Cherokee Fire Dancers Leap Into Northern California Blazes
The Cherokee Nation has sent its elite squad of firefighters to Oregon to help fight wildfires in northern California.
The dozen-member team, the Cherokee Fire Dancers, deployed to the Northwestern state on Tuesday July 23 to “work 16-hour days, hiking up to seven miles per day to cut down timber to create fire breaks to help battle the flames,” the tribe said in a statement.
“It’s a thrill watching a fire as it’s contained and know you’ve helped,” said Danny Maritt, of Tahlequah, who has been a Fire Dancer for 23 years, in the tribe’s statement. “We’re glad we’re out there making a difference.”
Fire Dancers are on call from the U.S. Forestry Department, the tribe said. Their last mission was assisting in cleanup efforts from Superstorm Sandy in New Jersey.
The Fire Dancers have traveled back and forth across the United States since 1988 to help suppress wildfires, earning “an outstanding reputation and the respect of wildland management agencies throughout the United States,” the tribe’s website says.

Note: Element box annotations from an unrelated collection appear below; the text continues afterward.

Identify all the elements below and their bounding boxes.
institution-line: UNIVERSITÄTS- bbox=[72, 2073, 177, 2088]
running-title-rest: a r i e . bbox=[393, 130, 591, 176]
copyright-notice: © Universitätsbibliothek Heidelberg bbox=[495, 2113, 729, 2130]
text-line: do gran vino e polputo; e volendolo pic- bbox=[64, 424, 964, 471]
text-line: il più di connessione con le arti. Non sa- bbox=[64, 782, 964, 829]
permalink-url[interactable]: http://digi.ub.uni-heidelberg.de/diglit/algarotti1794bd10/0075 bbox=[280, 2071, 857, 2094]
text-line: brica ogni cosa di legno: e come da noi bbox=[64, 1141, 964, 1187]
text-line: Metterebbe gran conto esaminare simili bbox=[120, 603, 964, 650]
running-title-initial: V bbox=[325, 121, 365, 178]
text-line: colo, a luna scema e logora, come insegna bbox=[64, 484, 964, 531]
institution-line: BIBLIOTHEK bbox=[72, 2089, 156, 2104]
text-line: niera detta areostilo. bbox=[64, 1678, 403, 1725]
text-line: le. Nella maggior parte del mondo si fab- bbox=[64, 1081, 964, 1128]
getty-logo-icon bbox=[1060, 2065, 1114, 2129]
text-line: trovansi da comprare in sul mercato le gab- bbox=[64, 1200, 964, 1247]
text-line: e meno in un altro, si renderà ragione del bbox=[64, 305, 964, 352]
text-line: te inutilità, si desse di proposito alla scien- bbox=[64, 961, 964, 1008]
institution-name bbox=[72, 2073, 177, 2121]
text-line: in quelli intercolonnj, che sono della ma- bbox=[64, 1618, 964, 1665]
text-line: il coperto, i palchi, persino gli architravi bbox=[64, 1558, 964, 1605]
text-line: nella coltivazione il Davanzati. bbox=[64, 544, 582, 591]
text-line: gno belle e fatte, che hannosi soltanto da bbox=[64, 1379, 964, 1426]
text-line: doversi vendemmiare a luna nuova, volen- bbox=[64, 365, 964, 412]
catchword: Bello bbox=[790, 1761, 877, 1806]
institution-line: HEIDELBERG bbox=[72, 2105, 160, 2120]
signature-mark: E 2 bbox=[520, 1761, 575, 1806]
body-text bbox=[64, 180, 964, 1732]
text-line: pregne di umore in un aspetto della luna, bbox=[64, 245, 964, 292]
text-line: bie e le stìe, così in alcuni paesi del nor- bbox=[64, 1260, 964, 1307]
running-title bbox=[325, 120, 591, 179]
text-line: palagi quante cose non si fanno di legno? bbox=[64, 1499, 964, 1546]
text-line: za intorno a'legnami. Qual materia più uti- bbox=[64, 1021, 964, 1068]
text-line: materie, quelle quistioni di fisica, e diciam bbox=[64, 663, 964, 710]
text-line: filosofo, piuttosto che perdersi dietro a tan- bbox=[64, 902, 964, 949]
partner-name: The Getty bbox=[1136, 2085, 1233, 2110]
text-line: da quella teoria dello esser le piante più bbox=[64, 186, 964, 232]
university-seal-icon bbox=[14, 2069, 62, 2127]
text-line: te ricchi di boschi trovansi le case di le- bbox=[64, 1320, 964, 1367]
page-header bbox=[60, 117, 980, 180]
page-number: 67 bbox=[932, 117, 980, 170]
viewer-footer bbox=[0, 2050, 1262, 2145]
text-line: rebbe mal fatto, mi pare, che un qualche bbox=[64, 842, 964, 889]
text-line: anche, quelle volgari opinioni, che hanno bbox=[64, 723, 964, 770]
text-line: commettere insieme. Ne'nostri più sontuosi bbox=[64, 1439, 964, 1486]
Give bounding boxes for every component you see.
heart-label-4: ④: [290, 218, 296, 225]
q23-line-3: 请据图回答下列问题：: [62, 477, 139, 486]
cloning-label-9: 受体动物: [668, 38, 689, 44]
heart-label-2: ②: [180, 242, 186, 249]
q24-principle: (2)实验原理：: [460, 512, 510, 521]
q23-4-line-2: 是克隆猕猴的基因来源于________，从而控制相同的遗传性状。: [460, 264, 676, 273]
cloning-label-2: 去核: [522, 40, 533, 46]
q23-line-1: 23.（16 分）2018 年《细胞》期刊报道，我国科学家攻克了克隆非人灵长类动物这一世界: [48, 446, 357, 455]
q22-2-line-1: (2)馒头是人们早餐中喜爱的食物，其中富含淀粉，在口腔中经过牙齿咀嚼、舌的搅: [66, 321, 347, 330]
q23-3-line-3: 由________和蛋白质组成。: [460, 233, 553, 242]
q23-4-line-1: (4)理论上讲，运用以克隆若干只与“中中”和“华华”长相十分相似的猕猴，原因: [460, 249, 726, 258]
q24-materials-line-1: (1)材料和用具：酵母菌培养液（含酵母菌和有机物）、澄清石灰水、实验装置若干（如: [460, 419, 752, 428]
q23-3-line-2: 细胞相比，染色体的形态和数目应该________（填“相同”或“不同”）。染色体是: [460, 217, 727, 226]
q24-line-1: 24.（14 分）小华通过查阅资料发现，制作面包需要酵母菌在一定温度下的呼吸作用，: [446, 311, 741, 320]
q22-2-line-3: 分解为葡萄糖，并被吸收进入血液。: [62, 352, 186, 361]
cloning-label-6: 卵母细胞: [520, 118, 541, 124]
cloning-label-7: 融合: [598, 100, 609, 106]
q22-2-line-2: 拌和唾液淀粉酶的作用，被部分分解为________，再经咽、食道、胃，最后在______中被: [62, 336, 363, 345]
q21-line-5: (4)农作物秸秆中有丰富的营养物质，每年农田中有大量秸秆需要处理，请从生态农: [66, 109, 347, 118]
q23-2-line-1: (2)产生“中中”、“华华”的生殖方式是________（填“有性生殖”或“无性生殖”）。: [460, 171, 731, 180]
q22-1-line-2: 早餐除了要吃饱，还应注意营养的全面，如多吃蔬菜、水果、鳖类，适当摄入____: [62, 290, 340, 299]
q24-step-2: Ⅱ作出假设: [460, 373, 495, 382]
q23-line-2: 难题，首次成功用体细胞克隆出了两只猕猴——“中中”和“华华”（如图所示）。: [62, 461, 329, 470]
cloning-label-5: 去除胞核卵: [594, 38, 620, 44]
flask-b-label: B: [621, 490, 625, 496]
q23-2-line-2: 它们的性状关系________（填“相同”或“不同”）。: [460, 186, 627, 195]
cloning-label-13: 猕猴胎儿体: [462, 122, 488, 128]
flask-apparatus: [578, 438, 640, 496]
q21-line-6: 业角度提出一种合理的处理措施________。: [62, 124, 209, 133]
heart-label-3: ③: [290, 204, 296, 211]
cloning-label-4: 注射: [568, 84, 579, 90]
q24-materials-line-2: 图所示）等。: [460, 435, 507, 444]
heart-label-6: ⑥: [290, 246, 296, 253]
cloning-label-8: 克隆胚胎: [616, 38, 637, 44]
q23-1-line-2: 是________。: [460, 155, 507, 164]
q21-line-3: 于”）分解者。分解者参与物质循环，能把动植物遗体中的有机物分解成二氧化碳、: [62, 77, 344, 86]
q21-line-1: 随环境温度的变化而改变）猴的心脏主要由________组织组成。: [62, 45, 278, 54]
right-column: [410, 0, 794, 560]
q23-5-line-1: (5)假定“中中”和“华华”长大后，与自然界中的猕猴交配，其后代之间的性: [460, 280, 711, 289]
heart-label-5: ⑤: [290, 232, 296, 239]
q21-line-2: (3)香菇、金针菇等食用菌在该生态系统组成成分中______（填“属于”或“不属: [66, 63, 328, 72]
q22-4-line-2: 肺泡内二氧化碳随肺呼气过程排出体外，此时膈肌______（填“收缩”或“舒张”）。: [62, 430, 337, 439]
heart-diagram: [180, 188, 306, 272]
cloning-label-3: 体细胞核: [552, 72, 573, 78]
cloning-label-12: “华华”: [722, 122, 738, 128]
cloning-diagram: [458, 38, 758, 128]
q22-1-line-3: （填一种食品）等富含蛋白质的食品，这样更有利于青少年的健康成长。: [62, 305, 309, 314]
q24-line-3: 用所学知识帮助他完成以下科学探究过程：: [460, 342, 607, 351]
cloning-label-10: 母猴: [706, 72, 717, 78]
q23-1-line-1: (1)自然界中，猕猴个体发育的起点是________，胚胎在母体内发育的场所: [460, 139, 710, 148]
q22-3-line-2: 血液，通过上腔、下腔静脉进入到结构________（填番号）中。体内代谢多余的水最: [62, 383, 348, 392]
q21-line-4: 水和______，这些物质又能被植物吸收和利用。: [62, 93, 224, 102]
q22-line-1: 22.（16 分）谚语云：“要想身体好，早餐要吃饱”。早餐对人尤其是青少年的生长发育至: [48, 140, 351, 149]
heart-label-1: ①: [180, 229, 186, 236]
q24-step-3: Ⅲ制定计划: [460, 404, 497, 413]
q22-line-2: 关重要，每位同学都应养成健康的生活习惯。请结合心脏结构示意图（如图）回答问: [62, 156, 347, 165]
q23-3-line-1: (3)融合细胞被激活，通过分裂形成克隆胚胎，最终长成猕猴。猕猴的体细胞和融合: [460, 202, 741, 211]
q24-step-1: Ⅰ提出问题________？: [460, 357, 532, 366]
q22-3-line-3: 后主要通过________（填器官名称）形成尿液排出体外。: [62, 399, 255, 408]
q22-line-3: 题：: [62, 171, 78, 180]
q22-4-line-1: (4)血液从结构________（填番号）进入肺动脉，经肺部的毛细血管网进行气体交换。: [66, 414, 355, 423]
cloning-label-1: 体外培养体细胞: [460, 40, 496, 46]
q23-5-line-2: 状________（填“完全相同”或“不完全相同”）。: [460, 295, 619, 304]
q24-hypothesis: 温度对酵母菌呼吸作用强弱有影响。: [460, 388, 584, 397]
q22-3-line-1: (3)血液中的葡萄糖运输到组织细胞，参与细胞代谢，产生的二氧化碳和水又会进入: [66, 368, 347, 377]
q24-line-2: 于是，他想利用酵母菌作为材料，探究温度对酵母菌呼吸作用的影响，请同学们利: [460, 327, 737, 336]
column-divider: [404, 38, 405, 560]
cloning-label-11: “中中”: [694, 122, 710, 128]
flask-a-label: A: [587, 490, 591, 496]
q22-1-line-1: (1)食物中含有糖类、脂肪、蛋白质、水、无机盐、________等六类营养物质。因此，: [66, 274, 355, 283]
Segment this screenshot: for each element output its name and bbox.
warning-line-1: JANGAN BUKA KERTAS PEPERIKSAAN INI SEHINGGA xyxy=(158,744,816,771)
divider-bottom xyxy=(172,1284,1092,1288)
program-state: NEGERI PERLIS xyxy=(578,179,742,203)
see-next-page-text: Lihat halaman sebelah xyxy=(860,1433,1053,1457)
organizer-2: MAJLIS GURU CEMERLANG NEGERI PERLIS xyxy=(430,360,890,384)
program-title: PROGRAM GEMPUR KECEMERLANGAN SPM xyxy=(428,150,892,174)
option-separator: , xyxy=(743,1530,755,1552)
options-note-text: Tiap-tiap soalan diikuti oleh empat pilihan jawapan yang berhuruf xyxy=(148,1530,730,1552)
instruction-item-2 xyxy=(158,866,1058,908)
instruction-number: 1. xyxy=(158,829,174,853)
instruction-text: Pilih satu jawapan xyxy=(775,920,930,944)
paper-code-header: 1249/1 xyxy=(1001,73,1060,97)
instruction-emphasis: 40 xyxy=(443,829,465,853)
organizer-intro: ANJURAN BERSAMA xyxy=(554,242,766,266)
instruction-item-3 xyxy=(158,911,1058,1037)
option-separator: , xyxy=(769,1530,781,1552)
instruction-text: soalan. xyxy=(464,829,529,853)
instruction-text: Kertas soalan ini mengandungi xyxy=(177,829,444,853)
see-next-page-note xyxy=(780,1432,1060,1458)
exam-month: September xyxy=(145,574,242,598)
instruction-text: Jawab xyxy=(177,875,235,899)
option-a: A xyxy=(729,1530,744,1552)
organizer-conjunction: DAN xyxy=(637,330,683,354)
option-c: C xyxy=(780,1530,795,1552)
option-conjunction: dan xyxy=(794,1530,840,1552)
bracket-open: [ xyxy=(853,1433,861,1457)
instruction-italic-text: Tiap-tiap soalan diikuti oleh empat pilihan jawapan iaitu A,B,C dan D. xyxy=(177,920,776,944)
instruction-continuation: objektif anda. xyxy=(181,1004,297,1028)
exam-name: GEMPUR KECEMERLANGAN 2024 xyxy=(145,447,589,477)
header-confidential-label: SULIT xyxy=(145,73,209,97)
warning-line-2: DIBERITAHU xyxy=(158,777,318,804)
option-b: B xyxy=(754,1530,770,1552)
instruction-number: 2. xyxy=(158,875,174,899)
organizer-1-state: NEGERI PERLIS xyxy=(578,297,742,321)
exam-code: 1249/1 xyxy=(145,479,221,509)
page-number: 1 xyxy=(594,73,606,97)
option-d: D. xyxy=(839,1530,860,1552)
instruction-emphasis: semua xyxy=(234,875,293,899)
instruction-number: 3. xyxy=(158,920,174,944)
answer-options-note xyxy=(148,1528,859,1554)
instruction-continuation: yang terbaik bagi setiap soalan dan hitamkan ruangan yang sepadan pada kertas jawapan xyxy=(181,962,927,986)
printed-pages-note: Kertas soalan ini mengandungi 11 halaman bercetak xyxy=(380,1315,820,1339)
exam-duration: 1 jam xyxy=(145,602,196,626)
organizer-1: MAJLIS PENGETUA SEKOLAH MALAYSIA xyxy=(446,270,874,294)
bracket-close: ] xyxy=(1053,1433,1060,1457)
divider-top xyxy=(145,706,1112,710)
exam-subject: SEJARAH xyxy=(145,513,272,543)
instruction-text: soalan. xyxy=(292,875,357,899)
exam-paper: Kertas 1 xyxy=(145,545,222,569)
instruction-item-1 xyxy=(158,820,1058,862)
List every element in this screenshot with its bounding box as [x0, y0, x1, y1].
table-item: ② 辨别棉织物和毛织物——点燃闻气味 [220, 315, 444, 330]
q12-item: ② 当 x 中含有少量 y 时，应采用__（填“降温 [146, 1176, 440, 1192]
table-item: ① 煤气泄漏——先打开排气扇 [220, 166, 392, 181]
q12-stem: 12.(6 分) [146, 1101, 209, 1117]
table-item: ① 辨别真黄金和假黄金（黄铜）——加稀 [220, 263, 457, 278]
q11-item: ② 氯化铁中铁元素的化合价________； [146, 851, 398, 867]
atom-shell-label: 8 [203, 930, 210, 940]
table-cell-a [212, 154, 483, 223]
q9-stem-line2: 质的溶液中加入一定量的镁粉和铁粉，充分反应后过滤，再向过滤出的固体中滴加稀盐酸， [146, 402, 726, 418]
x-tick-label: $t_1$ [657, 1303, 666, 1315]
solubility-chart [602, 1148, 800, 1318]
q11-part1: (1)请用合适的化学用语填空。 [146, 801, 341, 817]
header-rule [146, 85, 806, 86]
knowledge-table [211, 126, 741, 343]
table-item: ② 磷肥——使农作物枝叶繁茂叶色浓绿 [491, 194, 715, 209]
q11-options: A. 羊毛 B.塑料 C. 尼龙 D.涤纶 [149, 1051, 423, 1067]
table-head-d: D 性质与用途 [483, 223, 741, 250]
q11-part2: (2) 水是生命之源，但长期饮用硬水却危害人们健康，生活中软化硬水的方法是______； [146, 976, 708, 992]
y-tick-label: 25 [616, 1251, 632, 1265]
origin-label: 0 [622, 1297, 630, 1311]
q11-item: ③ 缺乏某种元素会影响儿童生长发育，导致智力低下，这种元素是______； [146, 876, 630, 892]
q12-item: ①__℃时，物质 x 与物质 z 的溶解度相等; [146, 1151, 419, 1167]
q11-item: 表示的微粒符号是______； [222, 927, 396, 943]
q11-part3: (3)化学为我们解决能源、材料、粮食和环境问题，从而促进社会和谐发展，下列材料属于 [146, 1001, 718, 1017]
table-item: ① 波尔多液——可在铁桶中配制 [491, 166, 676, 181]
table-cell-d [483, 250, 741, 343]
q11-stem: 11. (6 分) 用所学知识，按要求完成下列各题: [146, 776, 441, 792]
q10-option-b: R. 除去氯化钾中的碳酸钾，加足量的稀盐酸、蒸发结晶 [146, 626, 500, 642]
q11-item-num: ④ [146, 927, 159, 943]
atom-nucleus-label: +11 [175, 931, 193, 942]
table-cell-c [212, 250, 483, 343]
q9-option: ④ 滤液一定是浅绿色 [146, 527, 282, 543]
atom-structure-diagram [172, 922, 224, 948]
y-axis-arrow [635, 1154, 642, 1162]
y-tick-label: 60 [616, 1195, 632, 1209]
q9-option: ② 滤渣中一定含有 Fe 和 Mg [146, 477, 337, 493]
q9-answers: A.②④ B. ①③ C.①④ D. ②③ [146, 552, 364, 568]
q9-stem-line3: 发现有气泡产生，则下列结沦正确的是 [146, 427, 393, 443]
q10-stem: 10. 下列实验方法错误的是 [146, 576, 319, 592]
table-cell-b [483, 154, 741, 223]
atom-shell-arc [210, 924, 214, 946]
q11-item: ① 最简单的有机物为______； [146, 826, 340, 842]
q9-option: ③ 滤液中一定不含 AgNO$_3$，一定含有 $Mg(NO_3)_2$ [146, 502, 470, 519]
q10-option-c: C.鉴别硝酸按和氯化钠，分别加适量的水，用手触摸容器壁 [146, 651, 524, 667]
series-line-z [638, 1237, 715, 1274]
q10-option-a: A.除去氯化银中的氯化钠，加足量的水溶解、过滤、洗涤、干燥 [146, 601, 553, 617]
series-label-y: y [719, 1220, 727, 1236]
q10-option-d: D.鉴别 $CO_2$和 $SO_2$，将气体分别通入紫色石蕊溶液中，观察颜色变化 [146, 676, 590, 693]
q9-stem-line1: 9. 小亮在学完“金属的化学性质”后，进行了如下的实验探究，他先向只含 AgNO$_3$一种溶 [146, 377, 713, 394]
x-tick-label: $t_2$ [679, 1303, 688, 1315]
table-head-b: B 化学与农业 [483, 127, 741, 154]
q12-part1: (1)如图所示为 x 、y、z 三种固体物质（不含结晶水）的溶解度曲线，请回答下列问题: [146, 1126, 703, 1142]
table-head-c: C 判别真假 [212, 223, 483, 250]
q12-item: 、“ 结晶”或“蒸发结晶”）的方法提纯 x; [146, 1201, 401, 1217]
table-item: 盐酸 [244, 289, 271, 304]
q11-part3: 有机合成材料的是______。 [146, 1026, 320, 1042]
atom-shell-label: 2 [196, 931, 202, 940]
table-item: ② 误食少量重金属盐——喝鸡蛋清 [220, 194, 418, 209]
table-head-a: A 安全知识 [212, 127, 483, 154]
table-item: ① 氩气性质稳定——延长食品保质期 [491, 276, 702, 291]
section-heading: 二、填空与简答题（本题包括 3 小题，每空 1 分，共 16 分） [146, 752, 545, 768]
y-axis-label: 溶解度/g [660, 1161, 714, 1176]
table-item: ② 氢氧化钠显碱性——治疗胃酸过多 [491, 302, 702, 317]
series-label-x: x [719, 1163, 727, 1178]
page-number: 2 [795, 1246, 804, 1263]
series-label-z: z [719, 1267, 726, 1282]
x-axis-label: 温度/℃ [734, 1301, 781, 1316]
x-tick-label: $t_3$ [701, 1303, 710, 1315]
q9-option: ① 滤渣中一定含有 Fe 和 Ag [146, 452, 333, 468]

Information on specific fires that the Cherokee team will help with was not available, but there were several fires burning in northern California earlier in the week. Many have been contained, but others, such as the Aspen fire, were still being suppressed. That was at 2,000 acres in hard-to-access territory in the High Sierra Ranger District of the Sierra National Forest, where it was discovered burning on July 23, according to Inciweb. As of late morning on July 25, the fire had burned about 2,000 acres and remained active.